Wild rice, a Native food staple, is harvested traditionally in Minnesota and Wisconsin. However, Minnesota has developed more of an “industry” around its wild grain, which grows in lakes and ponds throughout the state. The resulting wild rice is less expensive and more plentiful than the Wisconsin variety.

Laws in both states require that wild rice be harvested by hand in the traditional fashion. That means two harvesters in a canoe or rowboat take to the lake in search of the crop, Christensen says.

One person, known as the “poler,” sits in the back of the vessel and powers it through the rice beds. The other person, known as the “knocker,” sits facing the poler and with a paddle or some other implement bends the long grass over the boat and knocks the grains from the plant into the boat.

It is understood that a percentage of that rice falls back into the water, Christensen says. The lost grains serve to seed the bed for the following year’s crop.

Venison medallions and Ojibwe succotash

Venison medallions and Ojibwe succotash from the Native American Heritage Dinner

But that’s not all. Like any food crop, the nature of wild rice changes based on the growing environment, or terroir, surrounding it.

“Minnesota wild rice can be shiny black, while Wisconsin wild rice is a sort of greenish brown,” Christensen says. “I’ve also seen grains as long as an inch and some as short as a quarter-inch. It all depends on where they grow.”

Christensen uses both states’ rice in the dishes he prepares. Those include various fish dishes with rice, his preferred favorite, and wild-rice pudding. Both will appear on the spring menu.
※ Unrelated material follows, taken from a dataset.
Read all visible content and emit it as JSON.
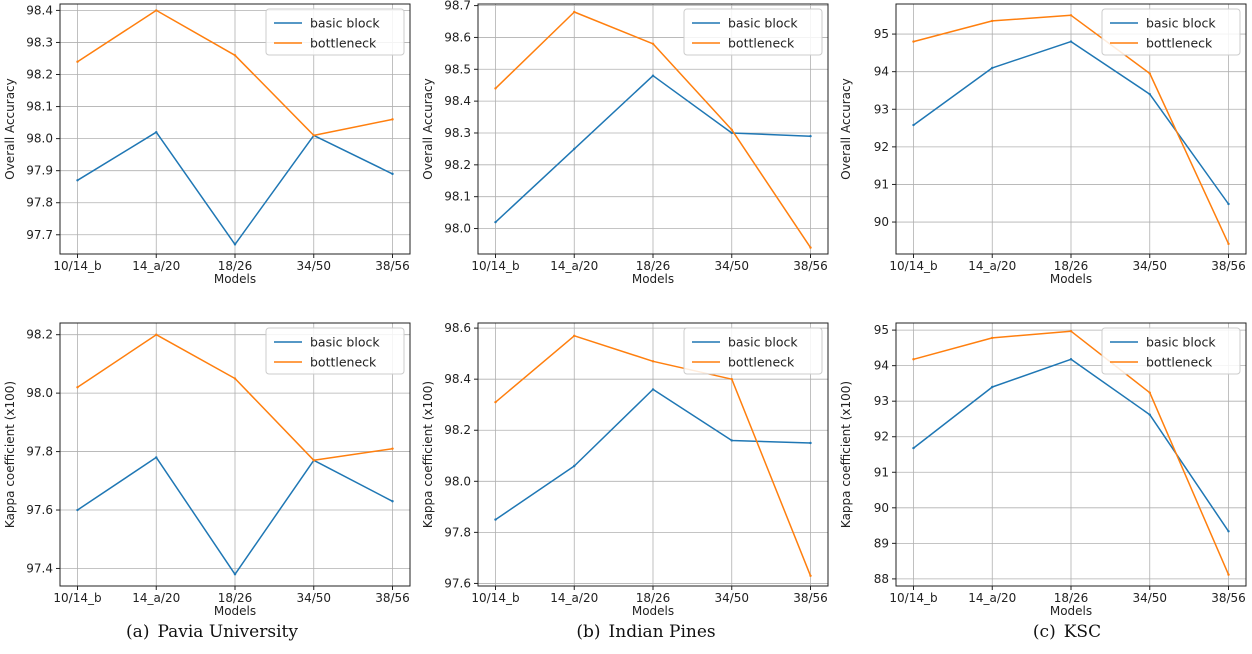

Diners also can expect to find scallops with an Ojibwe succotash of squash, beans and corn — known as “The Three Sisters” in southwest Native cooking. They’ll also enjoy racks of locally sourced venison. Both dishes were popular during the previous season’s heritage dinner.

“This is only the tip of the iceberg,” Anderson says. “Chef Mike’s only been here a year and already is making significant changes. One day we hope to have an entirely Native American menu.”